As our Finalists prepare to face the big, bad world, we take a look at franchises we love that need to let go

Pirates of the Caribbean
By Olivia Ballantine-Smith

Pirates of the Caribbean is back, and it’s more impenetrable than ever. How many PotC films have we had now?Four? Five? What started as a genuinely funny, well-executed franchise is now notable only for its popularity among high school orchestras.

This isn’t to say that the most recent films aren’t enjoyable – critical reception aside, these are big-budget, high-grossing projects for a reason – but they just don’t have the charm of the original film. Johnny Depp is getting older, Geoffrey Rush’s eyebrows are running out of ideas, and the uniforms make no sense to anyone with more than a passing interest in piratical history.

It’s time for the PotC franchise to move on. Bigger and better things may not be possible for the A-listers in the cast, but surely they can aspire to something with fewer plot holes.

 

Alien
By Simon Fearn

You would think by now folks would have learnt that sticking your head in a big alien egg is a Bad Idea. It appears not.

In the recently-released Alien: Covenant the iconic ‘face-hugger’ scene is played with a variety of winks and nudges. Don’t worry, insists evil android David (Michael Fassbender). It’ll be fine, he says. We know it won’t be.

As partial as I am to an alien gore-fest, it appears too many Xenomorphs do spoil the broth. Watching aliens rip through people’s chests now appears humdrum and routine.

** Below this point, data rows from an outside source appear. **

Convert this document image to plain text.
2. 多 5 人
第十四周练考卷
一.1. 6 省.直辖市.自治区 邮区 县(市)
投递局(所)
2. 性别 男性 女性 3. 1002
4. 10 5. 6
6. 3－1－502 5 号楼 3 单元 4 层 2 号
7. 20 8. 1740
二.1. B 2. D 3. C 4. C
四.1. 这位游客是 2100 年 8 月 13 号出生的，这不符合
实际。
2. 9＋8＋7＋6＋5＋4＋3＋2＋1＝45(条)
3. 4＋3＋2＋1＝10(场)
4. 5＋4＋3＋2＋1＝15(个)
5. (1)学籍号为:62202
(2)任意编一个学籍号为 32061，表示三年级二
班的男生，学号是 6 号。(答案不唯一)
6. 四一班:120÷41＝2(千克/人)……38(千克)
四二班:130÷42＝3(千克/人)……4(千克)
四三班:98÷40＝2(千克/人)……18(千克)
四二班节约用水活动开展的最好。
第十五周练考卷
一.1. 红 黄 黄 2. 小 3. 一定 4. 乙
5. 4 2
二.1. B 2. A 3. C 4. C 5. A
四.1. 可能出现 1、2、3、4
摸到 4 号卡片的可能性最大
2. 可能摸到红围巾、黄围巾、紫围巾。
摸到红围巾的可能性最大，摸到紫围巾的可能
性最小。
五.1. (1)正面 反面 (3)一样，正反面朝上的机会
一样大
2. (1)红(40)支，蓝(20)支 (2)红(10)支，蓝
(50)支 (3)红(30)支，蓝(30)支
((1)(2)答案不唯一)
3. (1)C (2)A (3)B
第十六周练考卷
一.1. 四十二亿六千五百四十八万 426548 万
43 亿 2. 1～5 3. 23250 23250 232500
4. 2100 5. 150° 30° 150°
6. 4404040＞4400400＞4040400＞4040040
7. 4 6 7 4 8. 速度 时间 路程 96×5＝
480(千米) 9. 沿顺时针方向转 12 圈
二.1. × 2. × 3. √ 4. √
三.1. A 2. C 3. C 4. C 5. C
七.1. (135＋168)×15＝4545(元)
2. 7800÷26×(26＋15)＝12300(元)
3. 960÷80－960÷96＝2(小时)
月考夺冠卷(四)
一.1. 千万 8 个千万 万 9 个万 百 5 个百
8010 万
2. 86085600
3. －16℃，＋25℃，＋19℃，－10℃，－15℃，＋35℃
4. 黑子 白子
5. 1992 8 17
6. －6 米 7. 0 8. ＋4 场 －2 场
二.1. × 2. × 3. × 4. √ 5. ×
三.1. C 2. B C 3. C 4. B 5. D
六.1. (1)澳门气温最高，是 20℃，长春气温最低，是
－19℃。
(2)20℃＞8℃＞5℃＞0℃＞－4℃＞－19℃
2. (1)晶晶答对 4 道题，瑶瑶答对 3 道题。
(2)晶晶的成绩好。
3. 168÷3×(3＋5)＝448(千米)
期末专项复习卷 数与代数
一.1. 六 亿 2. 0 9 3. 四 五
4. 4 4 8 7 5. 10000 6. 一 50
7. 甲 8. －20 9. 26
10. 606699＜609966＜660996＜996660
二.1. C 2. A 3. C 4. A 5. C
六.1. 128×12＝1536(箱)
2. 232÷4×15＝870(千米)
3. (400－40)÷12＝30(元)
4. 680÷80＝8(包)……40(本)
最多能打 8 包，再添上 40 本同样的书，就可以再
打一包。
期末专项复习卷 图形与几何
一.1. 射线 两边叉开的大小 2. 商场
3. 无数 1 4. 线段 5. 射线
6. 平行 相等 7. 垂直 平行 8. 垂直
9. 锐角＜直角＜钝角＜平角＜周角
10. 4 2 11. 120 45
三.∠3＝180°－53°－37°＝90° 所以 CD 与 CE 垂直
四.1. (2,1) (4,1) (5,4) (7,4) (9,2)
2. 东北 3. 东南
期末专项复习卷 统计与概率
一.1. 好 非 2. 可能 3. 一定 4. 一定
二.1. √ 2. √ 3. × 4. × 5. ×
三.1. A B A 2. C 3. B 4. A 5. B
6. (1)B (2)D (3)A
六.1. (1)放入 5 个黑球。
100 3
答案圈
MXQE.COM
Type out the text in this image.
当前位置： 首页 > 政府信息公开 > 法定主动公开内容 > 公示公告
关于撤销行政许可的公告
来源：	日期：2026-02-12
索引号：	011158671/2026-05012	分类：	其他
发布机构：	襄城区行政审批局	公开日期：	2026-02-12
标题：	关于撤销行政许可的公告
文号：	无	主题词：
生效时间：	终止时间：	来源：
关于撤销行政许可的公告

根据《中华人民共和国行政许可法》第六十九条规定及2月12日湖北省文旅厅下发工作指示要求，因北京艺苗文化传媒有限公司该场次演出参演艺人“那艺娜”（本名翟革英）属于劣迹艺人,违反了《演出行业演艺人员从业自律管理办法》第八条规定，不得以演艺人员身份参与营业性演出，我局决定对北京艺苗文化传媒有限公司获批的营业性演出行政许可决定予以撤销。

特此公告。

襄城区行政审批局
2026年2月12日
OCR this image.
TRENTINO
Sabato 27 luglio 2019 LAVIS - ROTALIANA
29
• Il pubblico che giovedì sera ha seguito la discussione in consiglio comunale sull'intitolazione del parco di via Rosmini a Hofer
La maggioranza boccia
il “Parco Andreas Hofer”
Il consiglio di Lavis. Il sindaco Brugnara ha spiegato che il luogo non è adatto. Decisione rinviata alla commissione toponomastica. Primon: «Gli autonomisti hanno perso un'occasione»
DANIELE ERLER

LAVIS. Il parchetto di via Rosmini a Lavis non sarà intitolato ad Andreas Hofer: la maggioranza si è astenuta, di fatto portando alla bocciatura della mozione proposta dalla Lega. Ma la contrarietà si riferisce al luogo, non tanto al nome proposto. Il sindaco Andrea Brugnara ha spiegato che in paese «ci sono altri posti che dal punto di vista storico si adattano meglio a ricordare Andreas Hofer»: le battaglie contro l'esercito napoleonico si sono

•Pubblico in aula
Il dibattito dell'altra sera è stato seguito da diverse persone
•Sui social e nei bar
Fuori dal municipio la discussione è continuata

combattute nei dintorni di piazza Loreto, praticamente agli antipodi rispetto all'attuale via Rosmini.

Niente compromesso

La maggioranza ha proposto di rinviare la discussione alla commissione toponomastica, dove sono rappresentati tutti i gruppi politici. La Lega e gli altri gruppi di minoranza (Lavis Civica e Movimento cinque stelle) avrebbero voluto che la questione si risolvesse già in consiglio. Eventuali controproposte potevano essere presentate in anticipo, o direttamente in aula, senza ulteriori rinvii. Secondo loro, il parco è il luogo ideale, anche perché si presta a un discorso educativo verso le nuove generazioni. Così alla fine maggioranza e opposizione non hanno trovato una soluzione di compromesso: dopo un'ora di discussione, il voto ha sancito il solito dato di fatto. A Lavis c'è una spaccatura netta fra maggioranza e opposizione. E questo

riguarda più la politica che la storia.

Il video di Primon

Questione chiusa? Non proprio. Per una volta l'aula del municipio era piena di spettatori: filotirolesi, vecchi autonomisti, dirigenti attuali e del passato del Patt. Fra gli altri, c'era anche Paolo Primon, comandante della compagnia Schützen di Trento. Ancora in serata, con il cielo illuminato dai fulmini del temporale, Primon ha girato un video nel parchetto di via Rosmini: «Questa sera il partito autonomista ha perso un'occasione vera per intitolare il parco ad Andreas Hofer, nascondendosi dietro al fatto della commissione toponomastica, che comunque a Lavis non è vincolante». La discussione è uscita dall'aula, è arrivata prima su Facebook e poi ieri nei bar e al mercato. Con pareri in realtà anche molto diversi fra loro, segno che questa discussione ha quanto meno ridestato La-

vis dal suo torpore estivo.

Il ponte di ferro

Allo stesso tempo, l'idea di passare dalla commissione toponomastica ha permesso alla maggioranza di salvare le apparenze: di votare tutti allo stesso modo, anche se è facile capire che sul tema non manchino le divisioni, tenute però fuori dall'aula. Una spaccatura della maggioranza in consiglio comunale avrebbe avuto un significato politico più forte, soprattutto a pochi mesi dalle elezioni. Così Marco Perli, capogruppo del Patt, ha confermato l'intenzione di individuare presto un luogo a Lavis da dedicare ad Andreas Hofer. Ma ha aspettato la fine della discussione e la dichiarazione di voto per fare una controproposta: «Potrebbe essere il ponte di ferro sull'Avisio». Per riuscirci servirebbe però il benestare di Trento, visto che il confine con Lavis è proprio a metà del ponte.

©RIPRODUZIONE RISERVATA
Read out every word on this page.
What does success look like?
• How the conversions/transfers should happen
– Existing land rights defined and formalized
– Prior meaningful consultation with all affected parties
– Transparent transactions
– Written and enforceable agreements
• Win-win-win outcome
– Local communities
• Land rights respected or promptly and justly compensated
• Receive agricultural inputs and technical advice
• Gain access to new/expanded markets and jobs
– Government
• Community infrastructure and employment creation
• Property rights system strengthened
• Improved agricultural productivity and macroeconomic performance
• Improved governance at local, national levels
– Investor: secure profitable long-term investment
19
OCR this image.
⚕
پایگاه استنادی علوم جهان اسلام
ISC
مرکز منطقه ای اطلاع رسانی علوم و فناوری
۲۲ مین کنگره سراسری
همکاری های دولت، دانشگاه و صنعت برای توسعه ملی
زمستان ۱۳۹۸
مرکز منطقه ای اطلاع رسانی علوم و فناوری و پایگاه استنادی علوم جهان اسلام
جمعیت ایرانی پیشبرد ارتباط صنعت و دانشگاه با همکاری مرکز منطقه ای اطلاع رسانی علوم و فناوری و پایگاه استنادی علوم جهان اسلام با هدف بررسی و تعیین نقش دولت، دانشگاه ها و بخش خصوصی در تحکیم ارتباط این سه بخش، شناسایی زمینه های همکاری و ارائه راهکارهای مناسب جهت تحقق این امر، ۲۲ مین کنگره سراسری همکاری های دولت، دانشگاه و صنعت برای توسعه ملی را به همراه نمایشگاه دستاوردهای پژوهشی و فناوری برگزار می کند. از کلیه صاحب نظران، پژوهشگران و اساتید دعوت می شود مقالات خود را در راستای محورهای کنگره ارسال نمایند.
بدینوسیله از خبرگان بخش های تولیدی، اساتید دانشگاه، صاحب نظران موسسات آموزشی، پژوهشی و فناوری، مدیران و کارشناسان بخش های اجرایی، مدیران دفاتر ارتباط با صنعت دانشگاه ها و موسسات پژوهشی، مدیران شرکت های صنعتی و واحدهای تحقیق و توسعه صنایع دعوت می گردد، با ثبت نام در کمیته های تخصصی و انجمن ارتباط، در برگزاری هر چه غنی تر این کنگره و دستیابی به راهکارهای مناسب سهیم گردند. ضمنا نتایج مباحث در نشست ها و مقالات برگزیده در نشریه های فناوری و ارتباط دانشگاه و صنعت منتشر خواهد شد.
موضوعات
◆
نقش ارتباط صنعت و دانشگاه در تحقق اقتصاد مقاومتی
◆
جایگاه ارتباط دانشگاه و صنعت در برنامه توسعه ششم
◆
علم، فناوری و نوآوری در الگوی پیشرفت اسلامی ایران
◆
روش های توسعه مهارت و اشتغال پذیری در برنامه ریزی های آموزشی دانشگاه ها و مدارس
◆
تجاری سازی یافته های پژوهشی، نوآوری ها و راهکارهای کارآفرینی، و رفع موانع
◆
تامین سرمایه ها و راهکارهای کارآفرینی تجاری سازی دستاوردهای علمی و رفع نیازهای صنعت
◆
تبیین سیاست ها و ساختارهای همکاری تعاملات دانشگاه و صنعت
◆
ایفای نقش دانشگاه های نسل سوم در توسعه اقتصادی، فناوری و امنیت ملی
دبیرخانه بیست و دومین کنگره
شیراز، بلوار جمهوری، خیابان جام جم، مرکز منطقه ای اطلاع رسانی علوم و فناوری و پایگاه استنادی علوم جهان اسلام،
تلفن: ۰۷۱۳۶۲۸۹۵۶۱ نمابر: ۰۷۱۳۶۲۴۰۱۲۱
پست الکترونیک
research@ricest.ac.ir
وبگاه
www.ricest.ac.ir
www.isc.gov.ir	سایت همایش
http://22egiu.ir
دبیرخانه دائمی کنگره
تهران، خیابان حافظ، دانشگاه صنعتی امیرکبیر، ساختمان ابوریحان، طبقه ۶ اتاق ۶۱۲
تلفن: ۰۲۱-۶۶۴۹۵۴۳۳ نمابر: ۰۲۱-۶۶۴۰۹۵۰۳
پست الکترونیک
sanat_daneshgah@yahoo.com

Prometheus and Alien: Covenant attempted to revitalise the franchise with some unconvincing metaphysical posturing, but it only served to spoil the original films’ sense of mystery.

No subsequent Alien has ever been as scary as Ridley Scott’s original. Now on its sixth standalone outing, the formula of mysterious distress calls and astronauts’ shoddy risk assessment is becoming noticeably tired.

They’ve had a good run (if we ignore Alien 3 and Alien: Resurrection): it’s time to put the Xenomorphs to bed.

 

Fast and Furious
By Florianne Humphrey

If Fast and Furious wrote a recipe book, all their cakes would look the same, contain the same ingredients, be iced identically, and taste more and more bland every time.

Each recipe would read something like this: ten litres of fast super cars in eye-watering colours; five grams of beautiful but scantily clad women, preferably grinding against said cars; three ounces of heavy rap music; two cups of exotic locations with lax driving laws; a few slices of male heroes too muscly to walk properly, and, finally, a sprinkling of cheesy one-liners that give dad jokes a run for their money.

The recent film perhaps waved the final white flag of surrender. When the cars were driving on the roof of a submarine, I checked myself and my long-standing loyalty to the franchise and decided enough was enough.

It was a great ride, Fast and Furious, but you’ve reached your top speed and now, sadly, it’s time to retire to the scrap heap before you suffer that inevitable crash.